Now the market is revising its outlook and pricing in inflation that’s roughly in line with the pre-pandemic forecast – just below the Fed’s 2% inflation target. Pfizer on Thursday cut its initial COVID-19 vaccine shipment outlook in half for the year due to supply-chain problems, according to the Wall Street Journal. Also, during the recent senate testimony, Fed chairman Powell finds that the U.S. economy is in better shape than expected while still not out of the woods yet.
The Fed’s influence on corporate credit markets continued to grow as the central bank executed its Secondary Market Corporate Credit Facility (SMCCF).


Previous rules governing grain reserves only applied to its central state stockpiles but Beijing has this year heightened its focus on risks to food supply.


If the EU accepts to prolong the current transitional setup (with no tariffs) then we doubt that a deal will be found within the next negotiation period. The Brexit stalemate in a nutshell The problem is that two parties acting in political self-interest will always end in a stalemate due to political interests. There is currently a stalemate in Brexit-negotiations and it is hard to imagine a deal being struck without an exogenous trigger. In this case both EU and UK obviously act in self-interest meaning that a deal is very difficult to strike, why they may end up not co-operating.

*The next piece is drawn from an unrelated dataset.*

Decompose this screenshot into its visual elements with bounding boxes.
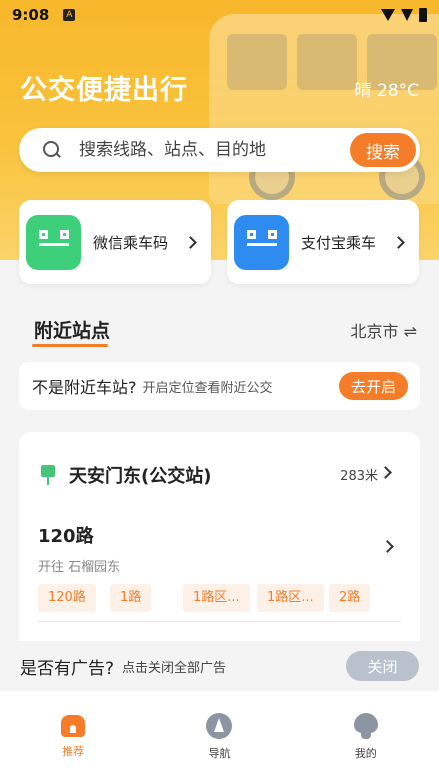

On the other hand, an unnamed EU official told Reuters that a deal is “imminent” – barring any last-minute breakdown.
So after decades of leading Turkey by the nose, EU politely put an end to the charade citing problems with Turkey’s democracy. Would BoJo really want to be known as the breakfast- or bacon slayer? On the plus side, Erdogan does not appear interested in “combating corruption” in Ukraine, though that though not to the same extent as EU-promoted privatization efforts. K officials are reportedly upset with new EU demands, potentially derailing an agreement.
The next moves by Chief EU Negotiator Michel Barnier – which is returning from London to Brussels for consultations – will be closely watched.